Minimalismus entsteht im Wohlstand
Kann sich jeder Minimalismus leisten oder ist das minimalistische Leben ein Konzept für Gutverdiener? Klar ist: Minimalismus entsteht im Wohlstand. Weniger besitzen und besessen werden, weniger Stress und weniger Erreichbarkeit sind Wünsche, die in einer Gesellschaft entstehen, die vom Überfluss geprägt ist.
Während meiner Studienzeit hatte ich nur wenig Geld. Viel Zeug hat sich bei mir über die Jahre trotzdem angesammelt. Hier auf Christofs Blog habe ich zum ersten Mal über Minimalismus gelesen. Danach habe ich angefangen, meinen Besitz zu reduzieren. Manches konnte ich verkaufen, einiges habe ich verschenkt. Das Ausmisten empfand ich als Befreiung.
Trotz meiner Geldsorgen habe ich damals freiwillig minimalistisch gelebt. Und auch heute ist es für mich eine freiwillige Entscheidung. Das unterscheidet mich von denjenigen, die einfach zu wenig finanzielle Mittel haben, um sich mehr als das Notwendigste zu leisten. Wer gezwungen ist, mit sehr wenig auszukommen, befindet sich in einer schwierigen Lage und hat wenig Entscheidungsfreiheit. Ein solcher erzwungener Minimalismus ist das Gegenteil einer bewusst gewählten Lebensweise und stellt für die Betroffenen eher eine Notlage dar. Insofern ist absichtlicher Minimalismus durchaus Luxus: Man muss es sich leisten können, bewusst auf bestimmte Dinge zu verzichten.
Verzichten, obwohl man es eigentlich nicht müsste. Verzichten, weil man verzichten will. Menschen, die sich für diese Lebensart entscheiden, haben die unterschiedlichsten Gründe:
- Konsumverweigerung: sich wieder auf das Wesentliche konzentrieren, ohne abgelenkt zu werden oder dem Kaufrausch zu verfallen
- Umweltschutz: nur das kaufen, was man wirklich benötigt, um Müll und eine ökologische Belastung zu vermeiden
- Ethik: Ausbeutung und Kinderarbeit werden abgelehnt und Empathie denjenigen gegenüber gezeigt, die einfach leben müssen
- Freiheit und Freizeit: weniger Besitz bedeutet weniger Verpflichtungen und Kosten (für Aufbewahrung, Reparaturen, Reinigung etc.).
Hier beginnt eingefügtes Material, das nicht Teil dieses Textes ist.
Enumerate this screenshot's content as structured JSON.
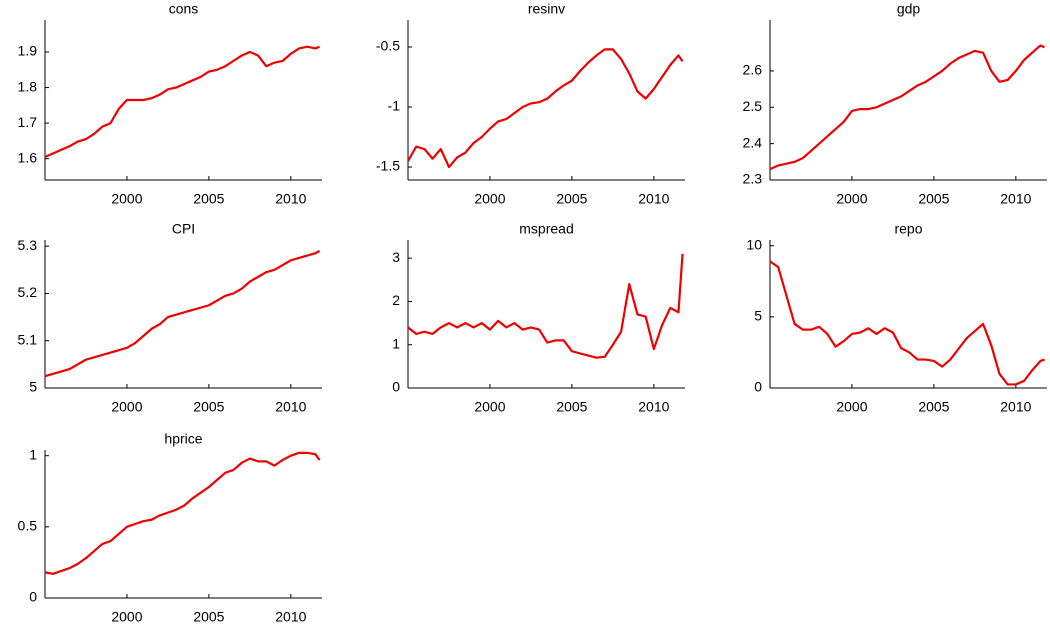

- Selbstexperiment: wie geht es mir damit, wenn ich bewusst auf überflüssigen Konsum verzichte?
- Persönlicher Geschmack: die einzelnen Gegenstände kommen in einer minimalistischen Wohnung oftmals besser zur Geltung, als in einer vollgestopften Bude
Minimalismus hat zwei Gesichter
Minimalismus ist ein Lebensstil. Minimalismus ist aber auch ein Trend, der seit einiger Zeit Facebook, Instagram & Co. erobert und immer mehr Menschen erreicht. Und das ist super und richtig so! Seit minimalistisch leben zum Trend geworden ist, gibt es allerdings auch Kritik an dieser Lebensweise. Denn so wie viele der spartanisch wirkenden, aber mit wenigen teuren Designerstücken eingerichteten Beispielwohnungen aus diversen Blogs und in den sozialen Medien präsentiert werden, sieht das nicht unbedingt nach einer bescheidenen Lebensweise aus. Es sieht halt nach einem Trend aus.
Dabei ist Minimalismus ein Statement. Er steht für mehr Nachhaltigkeit, Selbstbestimmtheit und Freiheit.
Der Unterschied zum Trend-Minimalismus, der sich auf hochpreisige Einzelstücke bezieht, liegt im bewussten und nachhaltigen Konsum. Indem Du Second Hand kaufst, Dinge ausleihst anstatt sie zu besitzen, Autos sparsam und kollektiv nutzt, ganz einfach weniger konsumierst als der Durchschnittseuropäer und dabei auch noch glücklich und zufrieden bist, zeigst Du: Ein gutes Leben mit weniger Konsum ist möglich und wirkt sogar befreiend. Wie meine eigenen Erfahrungen zeigen, ist Minimalismus kein Konzept für Gutverdiener. Im Gegenteil: Mit bewusstem Konsum und der Entscheidung für weniger kannst Du viel Geld sparen.
Weniger ist mehr – nicht nur für Privilegierte
Für viele beginnt es mit dem Entrümpeln von Gebrauchsgegenständen, Haushaltsgeräten oder Kleidung, die schon lange nicht mehr verwendet werden. Plötzlich erkennt man, dass die verkauften oder verschenkten Gegenstände nicht fehlen, sondern ganz im Gegenteil nach dem Ausmisten ein Gefühl der Entlastung und Befreiung eintritt. Es ist wieder mehr Platz vorhanden, die verbliebenen Dinge lassen sich übersichtlicher verstauen und auch optisch wirkt die Wohnung aufgeräumter und weniger überladen.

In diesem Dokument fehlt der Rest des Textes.